Birincisi; din ve rasyonalite arasında kurulan antagonizmik ilişki, İslam’ın akla olan mesafesini ima etmekteydi. Bu açıdan İslam üzerine ilave bir “akıl” vurgusu yapmak zorunlu olarak görülmüştür. Diğer yandan İslam’ın modern bir tarzda yeniden inşası, onu kendi metinlerinden değil modern akim zaviyesinden yapılmaktaydı. Bu anlayışa göre İslam, bir indirgemeye tabi tutularak vicdan sınırları içerisinde yeniden tanımlanmakta ve bireyselleştirilmekteydi.
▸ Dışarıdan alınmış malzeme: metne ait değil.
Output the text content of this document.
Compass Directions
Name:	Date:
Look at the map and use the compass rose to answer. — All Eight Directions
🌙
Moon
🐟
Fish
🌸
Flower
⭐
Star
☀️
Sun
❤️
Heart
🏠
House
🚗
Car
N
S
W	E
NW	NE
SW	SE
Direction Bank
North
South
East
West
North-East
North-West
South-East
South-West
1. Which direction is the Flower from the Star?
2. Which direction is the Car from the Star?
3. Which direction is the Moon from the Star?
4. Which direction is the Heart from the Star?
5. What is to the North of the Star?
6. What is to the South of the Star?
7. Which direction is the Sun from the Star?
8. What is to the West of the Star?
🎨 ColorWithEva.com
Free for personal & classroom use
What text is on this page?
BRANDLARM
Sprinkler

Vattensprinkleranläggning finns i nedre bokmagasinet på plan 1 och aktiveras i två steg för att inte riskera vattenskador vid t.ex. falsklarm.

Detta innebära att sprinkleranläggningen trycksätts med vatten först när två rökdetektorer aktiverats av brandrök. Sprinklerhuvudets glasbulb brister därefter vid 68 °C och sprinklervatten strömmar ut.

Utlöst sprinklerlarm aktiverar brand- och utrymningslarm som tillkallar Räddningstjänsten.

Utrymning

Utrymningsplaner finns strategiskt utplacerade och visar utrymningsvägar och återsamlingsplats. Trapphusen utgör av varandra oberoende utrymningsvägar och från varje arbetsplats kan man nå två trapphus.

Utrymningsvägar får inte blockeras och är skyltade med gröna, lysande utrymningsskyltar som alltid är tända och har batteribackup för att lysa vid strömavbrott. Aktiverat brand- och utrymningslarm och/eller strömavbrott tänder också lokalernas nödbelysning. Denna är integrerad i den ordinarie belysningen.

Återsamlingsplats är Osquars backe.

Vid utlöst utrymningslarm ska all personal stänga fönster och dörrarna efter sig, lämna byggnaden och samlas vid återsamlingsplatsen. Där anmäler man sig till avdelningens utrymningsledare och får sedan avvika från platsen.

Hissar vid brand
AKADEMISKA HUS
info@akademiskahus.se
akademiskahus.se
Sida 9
Burada bireyin, aydınlanma aklının çerçevesinde dini yeniden algılamasının yolu açılmakta ve bir meşruiyet düzlemi oluşturulmaktaydı. Bu bağlamda İslam’ın akıl dini olduğundan aydın bir din adamı yetiştirme projesine kadar Müslüman dünyanın yeni bir “akıl”la donatılmak istendiğinde kuşku yoktur.
İkincisi, bu durum ileri düzeyde gerek İslam’ın temel metinlerinin gerekse İslam üzerine üretilen tarihî ve aktüel tüm müktesebatın yeniden “modern akıl” ile gözden geçirilmesini (okunmasını) beraberinde getirmiştir. Bunun en bariz örneği hadis tartışmalarında izlenebilir. Tarihsel süreç içerisinde hadislerin gerek toplanması gerekse kitaplara kaydı sırasında hadis tenkitleri yapılmıştır. Bu tenkit noktalarının birisi de, akla ve tarihî gerçeklere aykırılıktır. Hâl böyleyken hadislerin günümüz dünyasında yeniden gözden geçirilmesi talebinde ortaya çıkan “akıl” vurgusu, modern akla bir göndermedir. Nihayetinde bu okumanın çok geniş bir düzlemde hadisleri reddetme ya da hadislerde seçmecilik eğilimlerini ortaya çıkardığını görmekteyiz. Bu bağlamda, postmodern zamanlarda öne çıkan “akıl” tartışmaları üzerine önemli bir soru sormak lazımdır; hangi akıl?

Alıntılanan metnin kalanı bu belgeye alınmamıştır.